Two senior officials described the initiative to The Washington Post on the condition of anonymity because the program was not scheduled to be announced until Monday. The new program is a response to a steep increase in heroin use and deaths in much of the nation, especially in New England and some of the Northeastern states covered in the new program. The death rate from overdoses has quadrupled in the past decade, according to a report from the Centers for Disease Control and Prevention.

From local police to federal law enforcement agencies, two constant frustrations in the battle against the spread of heroin have been an inability to get solid, timely information about where the drug is coming from and who is distributing it, and widespread ignorance among first responders about how to recognize and handle overdoses.
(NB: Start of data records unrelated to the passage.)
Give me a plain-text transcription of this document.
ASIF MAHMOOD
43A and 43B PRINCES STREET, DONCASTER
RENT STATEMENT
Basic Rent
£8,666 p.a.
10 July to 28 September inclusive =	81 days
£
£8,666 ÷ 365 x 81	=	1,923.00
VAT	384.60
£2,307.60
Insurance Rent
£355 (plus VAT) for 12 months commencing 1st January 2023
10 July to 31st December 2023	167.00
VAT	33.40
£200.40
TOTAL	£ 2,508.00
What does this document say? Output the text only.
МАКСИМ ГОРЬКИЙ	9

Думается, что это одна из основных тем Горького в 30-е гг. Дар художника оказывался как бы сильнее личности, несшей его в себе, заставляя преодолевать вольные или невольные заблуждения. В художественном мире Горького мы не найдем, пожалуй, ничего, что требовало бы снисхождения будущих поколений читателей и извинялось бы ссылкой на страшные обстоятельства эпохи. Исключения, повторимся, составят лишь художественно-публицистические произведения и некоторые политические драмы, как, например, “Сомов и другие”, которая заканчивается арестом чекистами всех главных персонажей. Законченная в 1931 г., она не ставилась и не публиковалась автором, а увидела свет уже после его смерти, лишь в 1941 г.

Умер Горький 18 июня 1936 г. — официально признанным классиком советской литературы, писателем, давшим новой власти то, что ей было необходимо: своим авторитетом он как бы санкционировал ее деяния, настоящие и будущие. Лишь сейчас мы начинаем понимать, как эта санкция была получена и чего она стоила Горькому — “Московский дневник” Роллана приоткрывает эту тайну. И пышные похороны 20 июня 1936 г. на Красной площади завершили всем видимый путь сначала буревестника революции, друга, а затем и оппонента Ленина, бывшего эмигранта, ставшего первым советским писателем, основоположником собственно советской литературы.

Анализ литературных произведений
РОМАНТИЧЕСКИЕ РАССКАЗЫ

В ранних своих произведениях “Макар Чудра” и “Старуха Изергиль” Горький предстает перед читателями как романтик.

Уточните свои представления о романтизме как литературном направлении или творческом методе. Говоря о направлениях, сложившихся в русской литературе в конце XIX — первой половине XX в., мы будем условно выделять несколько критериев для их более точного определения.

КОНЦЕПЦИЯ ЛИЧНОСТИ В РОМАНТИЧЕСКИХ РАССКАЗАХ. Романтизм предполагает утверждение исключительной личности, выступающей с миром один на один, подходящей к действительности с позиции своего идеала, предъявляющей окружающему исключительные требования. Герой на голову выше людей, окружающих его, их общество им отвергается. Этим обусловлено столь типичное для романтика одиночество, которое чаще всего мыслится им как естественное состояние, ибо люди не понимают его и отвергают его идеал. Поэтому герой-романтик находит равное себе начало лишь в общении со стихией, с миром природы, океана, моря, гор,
The new effort, proposed by the New York/New Jersey High Intensity Drug Trafficking Area program, one of 28 such federally funded law enforcement initiatives nationwide, seeks to address those problems by hiring 15 drug intelligence officers and 15 health policy analysts who will collect overdose data, find patterns and get intelligence about trafficking trends to street-level law enforcement far more quickly than the current system allows. In addition, the initiative will train first responders on when and how to deploy medication that can reverse opioid overdoses.
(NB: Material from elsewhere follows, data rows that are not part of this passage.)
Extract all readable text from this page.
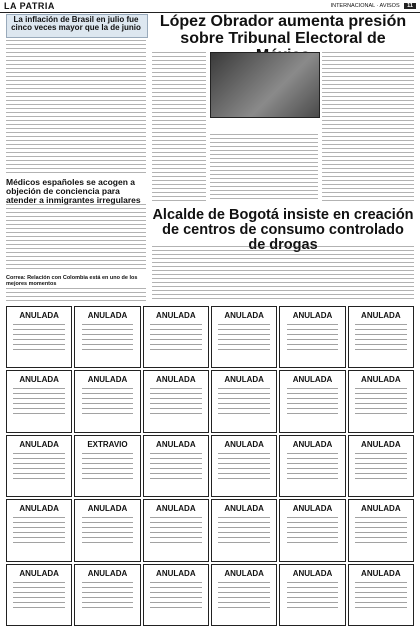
LA PATRIA	INTERNACIONAL · AVISOS 11
La inflación de Brasil en julio fue cinco veces mayor que la de junio	López Obrador aumenta presión sobre Tribunal Electoral de
Médicos españoles se acogen a objeción de conciencia para atender a inmigrantes irregulares
Alcalde de Bogotá insiste en creación de centros de consumo controlado de drogas
Correa: Relación con Colombia está en uno de los mejores momentos
ANULADA	ANULADA	ANULADA	ANULADA	ANULADA	ANULADA
ANULADA	ANULADA	ANULADA	ANULADA	ANULADA	ANULADA
ANULADA	EXTRAVIO	ANULADA	ANULADA	ANULADA	ANULADA
ANULADA	ANULADA	ANULADA	ANULADA	ANULADA	ANULADA
ANULADA	ANULADA	ANULADA	ANULADA	ANULADA	ANULADA
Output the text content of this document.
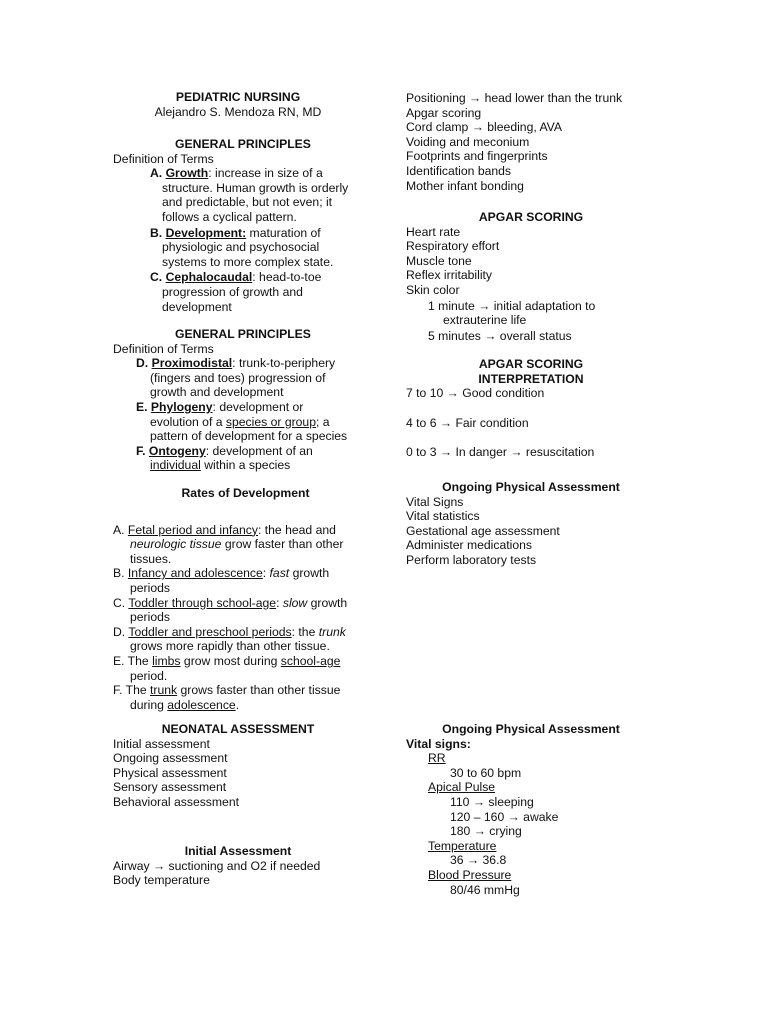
PEDIATRIC NURSING
Alejandro S. Mendoza RN, MD
GENERAL PRINCIPLES
Definition of Terms
A. Growth: increase in size of a
structure. Human growth is orderly
and predictable, but not even; it
follows a cyclical pattern.
B. Development: maturation of
physiologic and psychosocial
systems to more complex state.
C. Cephalocaudal: head-to-toe
progression of growth and
development
GENERAL PRINCIPLES
Definition of Terms
D. Proximodistal: trunk-to-periphery
(fingers and toes) progression of
growth and development
E. Phylogeny: development or
evolution of a species or group; a
pattern of development for a species
F. Ontogeny: development of an
individual within a species
Rates of Development
A. Fetal period and infancy: the head and
neurologic tissue grow faster than other
tissues.
B. Infancy and adolescence: fast growth
periods
C. Toddler through school-age: slow growth
periods
D. Toddler and preschool periods: the trunk
grows more rapidly than other tissue.
E. The limbs grow most during school-age
period.
F. The trunk grows faster than other tissue
during adolescence.
NEONATAL ASSESSMENT
Initial assessment
Ongoing assessment
Physical assessment
Sensory assessment
Behavioral assessment
Initial Assessment
Airway → suctioning and O2 if needed
Body temperature
Positioning → head lower than the trunk
Apgar scoring
Cord clamp → bleeding, AVA
Voiding and meconium
Footprints and fingerprints
Identification bands
Mother infant bonding
APGAR SCORING
Heart rate
Respiratory effort
Muscle tone
Reflex irritability
Skin color
1 minute → initial adaptation to
extrauterine life
5 minutes → overall status
APGAR SCORING
INTERPRETATION
7 to 10 → Good condition
4 to 6 → Fair condition
0 to 3 → In danger → resuscitation
Ongoing Physical Assessment
Vital Signs
Vital statistics
Gestational age assessment
Administer medications
Perform laboratory tests
Ongoing Physical Assessment
Vital signs:
RR
30 to 60 bpm
Apical Pulse
110 → sleeping
120 – 160 → awake
180 → crying
Temperature
36 → 36.8
Blood Pressure
80/46 mmHg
“Our approach needs to be broad and inclusive,” a senior White House official said. “Law enforcement is only one part of what really needs to be a comprehensive public health, public safety approach.”

Twenty-six states have passed overdose-prevention legislation that allows police or fire-and-rescue officers to administer naloxone, which quickly counters the effects of a heroin overdose, and that clears the way for people to call for help for an overdosing addict without facing arrest for their own drug use.

And the Obama administration this year proposed $133 million in new spending to curb overprescription of opioid painkillers, the drugs that have proved to be the primary gateway to heroin use, and to expand the use of suboxone and methadone, drugs that are used as more benign substitutes to wean addicts off the powerful urge to return to heroin.

By comparison, the $2.5 million being committed to the latest program by the White House Office of National Drug Control Policy is a small investment, but a senior law enforcement official involved in developing the new strategy said the pairing of public health workers and police is a key step toward “both reducing crime and reducing the number of people who end up in emergency rooms.”

The new funding will pay for hiring “a cop and a health data analyst” in 15 of the nation’s 28 High Intensity Drug Trafficking Areas, which cover about 17 percent of U.S. counties and about 60 percent of the population, the official said.

The new hires will work under a law enforcement coordinator who will use the data to identify targets for police to go after across state lines, and a regional health coordinator who will analyze trends in the overdose data and devise strategies for combating spikes in drug use.

The official said he proposed the initiative to overcome bureaucratic hurdles that make it difficult for information about overdoses and trafficking to cross state lines and get to police in a timely manner. “If somebody from Brooklyn is arrested with heroin in Burlington, Vermont, we may not hear about it for months, when that information could allow us to see a trafficking pattern that lets us focus on who to go after,” he said.

Public health data often is not widely distributed for many months, if not years, after the events that originate it. The initiative would allow public health agencies and law enforcement “to see where fentanyl-laced heroin is turning up, in real time, so we can react,” the enforcement official said.

Fentanyl, an opiate that in its legal, prescription form is used to treat post-surgery pain, has been turning up as an additive in the heroin that has caused a growing portion of overdose deaths in recent months.

“Heroin is killing people,” the enforcement official said, “and too often, public health goes one way and law enforcement goes the other. Often, grants create silos in government. This program is designed not to create any new agency but to bring people together to break out of those silos.”